Herrliches Wetter, sommerliche Temperaturen, eine angenehme Atmosphäre, gute Kirchenmusik- alles zusammen trug dazu bei, dass ich mich schnell wohl fühlte in diesem Gottesdienst. Es war eine sehr gemischte Gemeinde: wohlsituierte Besucher, daneben Harz IV- Empfänger, Behinderte und Leute, denen man ansah, dass sie die meiste Zeit des Tages auf der Straße verbringen.

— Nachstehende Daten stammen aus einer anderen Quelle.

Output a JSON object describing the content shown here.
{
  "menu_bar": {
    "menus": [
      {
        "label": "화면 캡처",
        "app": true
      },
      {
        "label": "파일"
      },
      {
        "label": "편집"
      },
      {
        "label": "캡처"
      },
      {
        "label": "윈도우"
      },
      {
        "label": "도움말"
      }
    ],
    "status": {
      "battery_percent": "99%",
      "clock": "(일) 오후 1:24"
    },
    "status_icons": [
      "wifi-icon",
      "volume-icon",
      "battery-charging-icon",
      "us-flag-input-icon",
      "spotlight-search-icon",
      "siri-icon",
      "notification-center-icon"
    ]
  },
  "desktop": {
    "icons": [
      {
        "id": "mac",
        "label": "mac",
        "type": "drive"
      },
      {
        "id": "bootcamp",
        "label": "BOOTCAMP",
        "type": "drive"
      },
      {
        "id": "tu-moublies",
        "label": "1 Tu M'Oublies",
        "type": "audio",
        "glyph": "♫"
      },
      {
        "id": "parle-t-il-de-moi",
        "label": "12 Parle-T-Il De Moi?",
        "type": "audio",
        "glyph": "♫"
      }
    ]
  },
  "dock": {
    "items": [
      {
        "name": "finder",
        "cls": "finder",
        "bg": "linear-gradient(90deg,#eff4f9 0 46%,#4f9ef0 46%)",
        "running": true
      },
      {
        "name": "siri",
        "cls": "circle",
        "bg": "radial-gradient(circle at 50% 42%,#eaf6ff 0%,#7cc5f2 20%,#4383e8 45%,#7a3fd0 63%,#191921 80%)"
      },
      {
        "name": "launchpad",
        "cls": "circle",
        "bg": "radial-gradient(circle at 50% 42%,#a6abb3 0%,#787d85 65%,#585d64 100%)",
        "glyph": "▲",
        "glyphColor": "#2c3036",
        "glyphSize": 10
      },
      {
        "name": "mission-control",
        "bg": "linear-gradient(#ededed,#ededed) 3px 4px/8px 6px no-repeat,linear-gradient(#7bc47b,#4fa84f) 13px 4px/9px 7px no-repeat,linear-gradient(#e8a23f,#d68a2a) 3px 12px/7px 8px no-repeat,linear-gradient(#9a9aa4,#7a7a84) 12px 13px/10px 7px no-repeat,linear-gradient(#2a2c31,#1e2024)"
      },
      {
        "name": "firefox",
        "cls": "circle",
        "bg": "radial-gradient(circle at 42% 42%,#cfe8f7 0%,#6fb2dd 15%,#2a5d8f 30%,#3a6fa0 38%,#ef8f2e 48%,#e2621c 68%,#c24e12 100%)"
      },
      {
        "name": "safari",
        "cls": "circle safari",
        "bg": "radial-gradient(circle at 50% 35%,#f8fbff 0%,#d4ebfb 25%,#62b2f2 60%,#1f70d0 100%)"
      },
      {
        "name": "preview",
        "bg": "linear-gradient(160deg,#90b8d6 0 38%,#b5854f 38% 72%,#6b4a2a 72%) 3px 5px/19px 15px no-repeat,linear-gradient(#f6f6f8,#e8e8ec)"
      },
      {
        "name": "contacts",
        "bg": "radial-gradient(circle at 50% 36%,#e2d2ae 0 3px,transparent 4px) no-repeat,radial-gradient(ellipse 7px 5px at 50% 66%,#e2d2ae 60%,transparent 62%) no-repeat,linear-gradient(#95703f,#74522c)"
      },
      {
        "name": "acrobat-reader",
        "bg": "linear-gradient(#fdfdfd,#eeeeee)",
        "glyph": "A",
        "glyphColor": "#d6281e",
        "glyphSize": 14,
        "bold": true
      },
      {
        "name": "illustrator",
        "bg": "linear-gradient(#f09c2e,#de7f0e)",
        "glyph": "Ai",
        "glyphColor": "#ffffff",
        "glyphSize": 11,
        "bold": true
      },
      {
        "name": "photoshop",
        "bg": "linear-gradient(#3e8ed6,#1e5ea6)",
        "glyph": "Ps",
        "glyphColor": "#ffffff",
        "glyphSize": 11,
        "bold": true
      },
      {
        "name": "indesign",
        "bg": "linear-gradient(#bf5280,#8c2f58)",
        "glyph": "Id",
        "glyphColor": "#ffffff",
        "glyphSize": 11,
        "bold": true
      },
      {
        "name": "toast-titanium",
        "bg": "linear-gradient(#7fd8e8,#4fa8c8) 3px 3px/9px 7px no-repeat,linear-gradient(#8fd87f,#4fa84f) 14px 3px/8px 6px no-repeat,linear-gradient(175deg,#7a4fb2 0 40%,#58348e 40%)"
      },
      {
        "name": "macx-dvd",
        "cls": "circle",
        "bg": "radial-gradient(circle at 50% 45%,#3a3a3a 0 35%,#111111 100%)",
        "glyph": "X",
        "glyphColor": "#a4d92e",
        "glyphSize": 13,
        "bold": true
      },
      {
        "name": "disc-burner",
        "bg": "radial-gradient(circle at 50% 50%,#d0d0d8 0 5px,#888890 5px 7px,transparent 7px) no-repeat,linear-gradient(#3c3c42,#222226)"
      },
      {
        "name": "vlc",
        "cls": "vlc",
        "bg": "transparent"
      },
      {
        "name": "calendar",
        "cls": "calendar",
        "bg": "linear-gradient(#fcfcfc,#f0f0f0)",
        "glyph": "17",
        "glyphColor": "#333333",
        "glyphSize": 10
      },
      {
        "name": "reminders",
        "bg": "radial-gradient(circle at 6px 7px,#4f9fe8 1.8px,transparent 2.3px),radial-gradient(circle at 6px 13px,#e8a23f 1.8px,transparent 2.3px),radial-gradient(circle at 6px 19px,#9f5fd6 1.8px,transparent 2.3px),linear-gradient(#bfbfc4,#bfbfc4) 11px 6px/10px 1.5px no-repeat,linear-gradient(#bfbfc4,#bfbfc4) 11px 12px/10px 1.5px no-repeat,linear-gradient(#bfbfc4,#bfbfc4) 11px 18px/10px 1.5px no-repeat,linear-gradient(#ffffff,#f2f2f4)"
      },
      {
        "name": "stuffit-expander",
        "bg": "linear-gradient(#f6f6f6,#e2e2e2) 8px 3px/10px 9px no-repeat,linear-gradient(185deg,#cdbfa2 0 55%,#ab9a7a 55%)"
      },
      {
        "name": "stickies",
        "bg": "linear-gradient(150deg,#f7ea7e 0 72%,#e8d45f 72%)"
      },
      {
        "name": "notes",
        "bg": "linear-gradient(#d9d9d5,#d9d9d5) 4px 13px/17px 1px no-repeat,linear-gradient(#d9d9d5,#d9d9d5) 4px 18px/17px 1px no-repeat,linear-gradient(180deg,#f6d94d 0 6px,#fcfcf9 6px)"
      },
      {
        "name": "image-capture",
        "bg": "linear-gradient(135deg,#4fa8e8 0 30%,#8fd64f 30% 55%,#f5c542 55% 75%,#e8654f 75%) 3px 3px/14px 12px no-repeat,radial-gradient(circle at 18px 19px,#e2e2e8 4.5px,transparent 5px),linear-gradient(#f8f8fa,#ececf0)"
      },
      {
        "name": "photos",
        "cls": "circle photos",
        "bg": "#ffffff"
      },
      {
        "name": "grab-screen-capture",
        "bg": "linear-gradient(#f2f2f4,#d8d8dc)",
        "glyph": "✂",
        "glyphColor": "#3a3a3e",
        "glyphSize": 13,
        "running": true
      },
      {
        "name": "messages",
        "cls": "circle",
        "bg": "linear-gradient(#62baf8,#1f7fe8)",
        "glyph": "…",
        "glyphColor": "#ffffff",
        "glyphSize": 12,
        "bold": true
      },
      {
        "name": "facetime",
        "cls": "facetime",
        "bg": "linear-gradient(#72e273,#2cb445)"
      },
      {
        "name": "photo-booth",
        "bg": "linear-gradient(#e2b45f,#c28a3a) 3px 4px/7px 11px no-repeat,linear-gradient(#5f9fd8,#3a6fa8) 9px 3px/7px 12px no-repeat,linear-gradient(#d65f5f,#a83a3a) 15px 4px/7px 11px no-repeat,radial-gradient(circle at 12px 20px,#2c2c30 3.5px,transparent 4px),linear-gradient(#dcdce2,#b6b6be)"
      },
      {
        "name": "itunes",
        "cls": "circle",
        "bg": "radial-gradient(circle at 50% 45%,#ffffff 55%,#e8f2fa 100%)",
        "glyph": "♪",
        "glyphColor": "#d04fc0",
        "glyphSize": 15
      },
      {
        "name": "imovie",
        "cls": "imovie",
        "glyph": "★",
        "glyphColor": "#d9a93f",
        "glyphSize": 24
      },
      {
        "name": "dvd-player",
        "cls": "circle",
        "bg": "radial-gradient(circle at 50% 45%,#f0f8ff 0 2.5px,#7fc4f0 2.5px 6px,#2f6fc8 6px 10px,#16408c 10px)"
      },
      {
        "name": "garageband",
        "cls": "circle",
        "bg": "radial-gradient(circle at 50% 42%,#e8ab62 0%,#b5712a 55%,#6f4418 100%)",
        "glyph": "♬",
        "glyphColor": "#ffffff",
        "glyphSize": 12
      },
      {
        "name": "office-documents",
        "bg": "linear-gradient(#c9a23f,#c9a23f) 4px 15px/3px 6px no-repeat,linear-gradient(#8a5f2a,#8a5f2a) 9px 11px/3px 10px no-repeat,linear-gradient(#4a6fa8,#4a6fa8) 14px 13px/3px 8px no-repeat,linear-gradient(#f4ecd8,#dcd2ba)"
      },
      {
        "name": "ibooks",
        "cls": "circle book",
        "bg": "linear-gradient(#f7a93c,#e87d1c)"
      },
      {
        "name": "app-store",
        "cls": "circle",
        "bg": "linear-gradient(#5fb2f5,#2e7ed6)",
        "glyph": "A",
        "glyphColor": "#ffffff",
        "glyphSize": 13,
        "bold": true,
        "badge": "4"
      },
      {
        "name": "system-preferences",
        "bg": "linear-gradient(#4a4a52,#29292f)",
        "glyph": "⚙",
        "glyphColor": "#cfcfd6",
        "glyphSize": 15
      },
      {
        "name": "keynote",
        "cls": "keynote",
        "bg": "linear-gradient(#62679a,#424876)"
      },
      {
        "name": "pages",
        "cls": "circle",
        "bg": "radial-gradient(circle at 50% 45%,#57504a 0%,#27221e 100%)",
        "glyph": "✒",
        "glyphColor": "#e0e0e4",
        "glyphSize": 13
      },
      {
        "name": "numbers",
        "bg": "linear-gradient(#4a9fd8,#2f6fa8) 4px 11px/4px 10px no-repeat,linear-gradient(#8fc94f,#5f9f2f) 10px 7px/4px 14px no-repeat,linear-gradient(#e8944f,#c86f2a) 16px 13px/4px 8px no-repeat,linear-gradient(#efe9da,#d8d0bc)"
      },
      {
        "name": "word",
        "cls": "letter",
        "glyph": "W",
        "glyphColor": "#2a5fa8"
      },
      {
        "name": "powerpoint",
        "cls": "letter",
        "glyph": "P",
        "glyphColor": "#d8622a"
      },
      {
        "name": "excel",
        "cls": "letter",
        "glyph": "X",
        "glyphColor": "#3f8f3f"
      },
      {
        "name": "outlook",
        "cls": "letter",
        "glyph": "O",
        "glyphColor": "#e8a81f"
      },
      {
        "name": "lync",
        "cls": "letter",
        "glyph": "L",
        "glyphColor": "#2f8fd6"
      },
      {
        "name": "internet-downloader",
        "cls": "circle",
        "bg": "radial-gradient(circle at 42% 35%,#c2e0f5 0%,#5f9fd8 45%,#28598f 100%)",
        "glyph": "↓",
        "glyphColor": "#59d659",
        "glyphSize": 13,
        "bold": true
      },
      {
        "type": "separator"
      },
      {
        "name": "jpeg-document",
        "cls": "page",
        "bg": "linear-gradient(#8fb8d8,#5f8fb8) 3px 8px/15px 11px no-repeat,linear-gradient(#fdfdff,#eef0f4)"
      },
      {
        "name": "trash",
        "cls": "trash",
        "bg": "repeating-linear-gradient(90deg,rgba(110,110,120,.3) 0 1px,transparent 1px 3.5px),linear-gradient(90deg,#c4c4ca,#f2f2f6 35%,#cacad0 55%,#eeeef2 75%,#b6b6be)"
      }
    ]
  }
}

Mir fiel das Jesuswort ein: „ Kommet her zu mir alle, die ihr mühselig und beladen seid.“
Nach dem Gottesdienst gab es Kaffee und Kuchen- beides war in Windeseile verzehrt.
Die Kirchengemeinde ist bekannt dafür, dass sie viel Kraft, Zeit und Geld für soziale Arbeit aufbringt. Sie unterhält ein Kulturzentrum „Kultur trotz Armut“. Menschen ohne Arbeit spielen hier Theater oder töpfern, geben so dem Tag eine sinnvolle Struktur.
Obdachlose, die vom Alkohol nicht loskommen, finden in dieser Gemeinde Menschen, die ihnen zur Seite stehen.
Die Organisation „Laib und Seele“ gibt einmal in der Woche für 120 Personen Lebensmittel an Bedürftige aus. Dafür wird ein symbolischer Wert von einem Euro entrichtet.
In der kalten Jahreszeit wird eine Wärmestube offen gehalten, die viel und gerne aufgesucht wird.
Dafür braucht es Menschen, die ihre Zeit, ihre Kraft, ihr Einfühlungsvermögen, ihre Geduld, ihre finanzielle Spendenbereitschaft immer wieder neu zur Verfügung stellen.
Mich hat dieser sonntägliche Nachmittag mit all dem Erlebten nachdenklich gestimmt: auf der einen Seite großer Reichtum, Milliardenbeträge liegen bereit, um Banken zu retten, die oft mitverantwortlich für die jetzige Euro-Krise sind.
Auf der anderen Seite gibt es die blanke Armut, die einigen Gottesdienstbesuchern anzusehen war. Hier hat die Armut ein Gesicht bekommen. Diese Gesichter gehören zu Menschen, die eine Geschichte haben, eine Lebensgeschichte, die sie sich wohl anders wünschten. Da gibt es Sorgen, Resignation, vielleicht aber hier und da auch noch ein wenig Hoffnung, es könne einmal besser werden. Und- da gibt es Scham:
z.B. bei der jungen Mutter, die ihr Kita -Kind krank meldet, weil die Erzieherin mit den Kindern einen gemeinsamen Ausflug plant. Die fünf Euro dafür hat sie aber nicht übrig. Was soll aus diesen Kindern werden? Welche Zukunft haben sie?
Es ist gut, dass auch viele wohlhabende Menschen sich bewusst zur Kirche zählen und die Arbeit der Kirche finanziell mittragen.
Die Lasten dieser bedürftigen Menschen werden etwas erträglicher, wenn andere sie tragen helfen, die einen Teil ihres Geldes, ihrer Zeit und ihrer Kraft verschenken. Denn: „ Einer trage des anderen Last, so werdet ihr das Gesetz Christi erfüllen“, so heißt es im Neuen Testament.